Figure 21 provides a final comparison that aggregates these findings. It contrasts an optimized SAGP strategy against a pure SAGD baseline. The optimized SAGP yields markedly higher energy efficiency while maintaining competitive oil rates. In essence, the simulations suggest that SAGP should be applied only after the steam chamber is well established, and then with a modest NCG concentration tailored to improve the thermal efficiency without excessively curtailing the oil rates. This is consistent with field pilots and other modeling studies: co-injected NCG can indeed reduce the heat losses and enhance the OSR, but the timing and dosage must be carefully tuned to the reservoir conditions to avoid negative effects [
22].
To assess the reliability of the numerical simulations and ensure that the proposed NCG timing–concentration operating window is not a grid-resolution artifact [
56], we performed both coarsening (2 m) and refining (0.5 m) of the model grid, and repeated the representative subsets of the SAGD/SAGP cases (baseline SAGD, mid-stage critical concentration of 0.5 mol%, and late-stage critical concentration of 5 mol%) on these two grid sizes. The comparison results are presented in
Table 4 and
Figure 22 and
Figure 23. The results show that although the local fingering morphology becomes more detailed on the finer grid, the main conclusions remain unchanged across grid resolutions: the mid-stage low-dose (~0.5 mol%) case and the late-stage moderate-dose (~5 mol%) case show differences of less than 5% in cumulative oil production and cumulative OSR between the base grid and the refined/coarsened grids. Moreover, the mid-stage low-dose (~0.5 mol%) case can still effectively regulate gas fingering. This confirms that, within the evaluated resolution range, the main conclusions are independent of the grid.
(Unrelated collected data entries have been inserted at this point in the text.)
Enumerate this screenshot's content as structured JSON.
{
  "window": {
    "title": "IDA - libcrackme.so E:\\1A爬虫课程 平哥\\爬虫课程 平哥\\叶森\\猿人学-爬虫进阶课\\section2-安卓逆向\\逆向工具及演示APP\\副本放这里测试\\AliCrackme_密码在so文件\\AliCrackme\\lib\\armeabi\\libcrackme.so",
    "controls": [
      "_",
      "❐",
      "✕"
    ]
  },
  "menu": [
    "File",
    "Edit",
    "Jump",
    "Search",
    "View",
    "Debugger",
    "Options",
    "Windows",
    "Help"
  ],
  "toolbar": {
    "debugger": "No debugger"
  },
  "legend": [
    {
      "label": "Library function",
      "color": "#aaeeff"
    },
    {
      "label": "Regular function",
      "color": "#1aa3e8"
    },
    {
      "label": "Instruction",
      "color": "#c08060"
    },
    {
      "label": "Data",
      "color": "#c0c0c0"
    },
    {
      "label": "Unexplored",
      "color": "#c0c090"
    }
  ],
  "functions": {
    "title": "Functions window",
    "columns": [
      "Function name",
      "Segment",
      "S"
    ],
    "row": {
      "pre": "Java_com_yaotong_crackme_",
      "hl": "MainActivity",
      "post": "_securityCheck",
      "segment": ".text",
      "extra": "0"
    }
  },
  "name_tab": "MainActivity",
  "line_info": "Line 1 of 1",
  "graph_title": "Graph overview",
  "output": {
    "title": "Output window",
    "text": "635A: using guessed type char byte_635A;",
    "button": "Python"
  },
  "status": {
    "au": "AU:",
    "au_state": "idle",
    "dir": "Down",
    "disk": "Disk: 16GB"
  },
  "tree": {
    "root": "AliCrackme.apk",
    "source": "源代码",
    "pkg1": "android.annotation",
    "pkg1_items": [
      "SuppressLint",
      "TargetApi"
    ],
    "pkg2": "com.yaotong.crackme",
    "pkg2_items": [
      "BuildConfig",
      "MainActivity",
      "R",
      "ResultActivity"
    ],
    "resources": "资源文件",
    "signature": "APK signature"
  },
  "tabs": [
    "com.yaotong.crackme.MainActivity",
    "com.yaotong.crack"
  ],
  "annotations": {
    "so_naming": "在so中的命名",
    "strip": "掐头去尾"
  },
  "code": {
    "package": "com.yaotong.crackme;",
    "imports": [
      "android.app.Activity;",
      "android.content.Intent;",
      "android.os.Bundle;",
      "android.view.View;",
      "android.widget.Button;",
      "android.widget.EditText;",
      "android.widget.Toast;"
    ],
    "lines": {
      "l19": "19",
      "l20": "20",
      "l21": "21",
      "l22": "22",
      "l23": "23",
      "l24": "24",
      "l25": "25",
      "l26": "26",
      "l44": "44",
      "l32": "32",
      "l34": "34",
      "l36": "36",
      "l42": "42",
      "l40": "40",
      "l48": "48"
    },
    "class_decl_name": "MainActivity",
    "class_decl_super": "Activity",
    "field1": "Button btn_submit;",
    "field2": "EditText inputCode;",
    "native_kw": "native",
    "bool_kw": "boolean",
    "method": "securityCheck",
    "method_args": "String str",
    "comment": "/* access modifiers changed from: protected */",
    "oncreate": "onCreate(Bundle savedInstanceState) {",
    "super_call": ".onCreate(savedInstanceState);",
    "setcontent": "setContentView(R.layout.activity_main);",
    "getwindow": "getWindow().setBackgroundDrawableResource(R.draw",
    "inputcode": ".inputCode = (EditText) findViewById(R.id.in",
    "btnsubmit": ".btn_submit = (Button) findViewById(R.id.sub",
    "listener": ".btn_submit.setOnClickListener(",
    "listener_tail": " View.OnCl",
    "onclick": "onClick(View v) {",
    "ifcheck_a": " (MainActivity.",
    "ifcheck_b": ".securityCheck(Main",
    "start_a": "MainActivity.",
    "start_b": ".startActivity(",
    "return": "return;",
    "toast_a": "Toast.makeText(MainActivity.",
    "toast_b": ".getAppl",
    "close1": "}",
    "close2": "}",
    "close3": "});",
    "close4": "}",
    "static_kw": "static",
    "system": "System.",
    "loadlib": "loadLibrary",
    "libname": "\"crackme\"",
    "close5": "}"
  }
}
Overall, the results define a stage-wise SAGP operating window: avoid NCG during the early stage, apply low-dose NCG (~0.5 mol%) during the mid-stage to maximize oil recovery, and increase to a moderate dose (~5 mol%) during the late stage to maximize the OSR with a limited oil rate penalty. This provides practical timing-and-concentration guidelines to balance production and energy efficiency.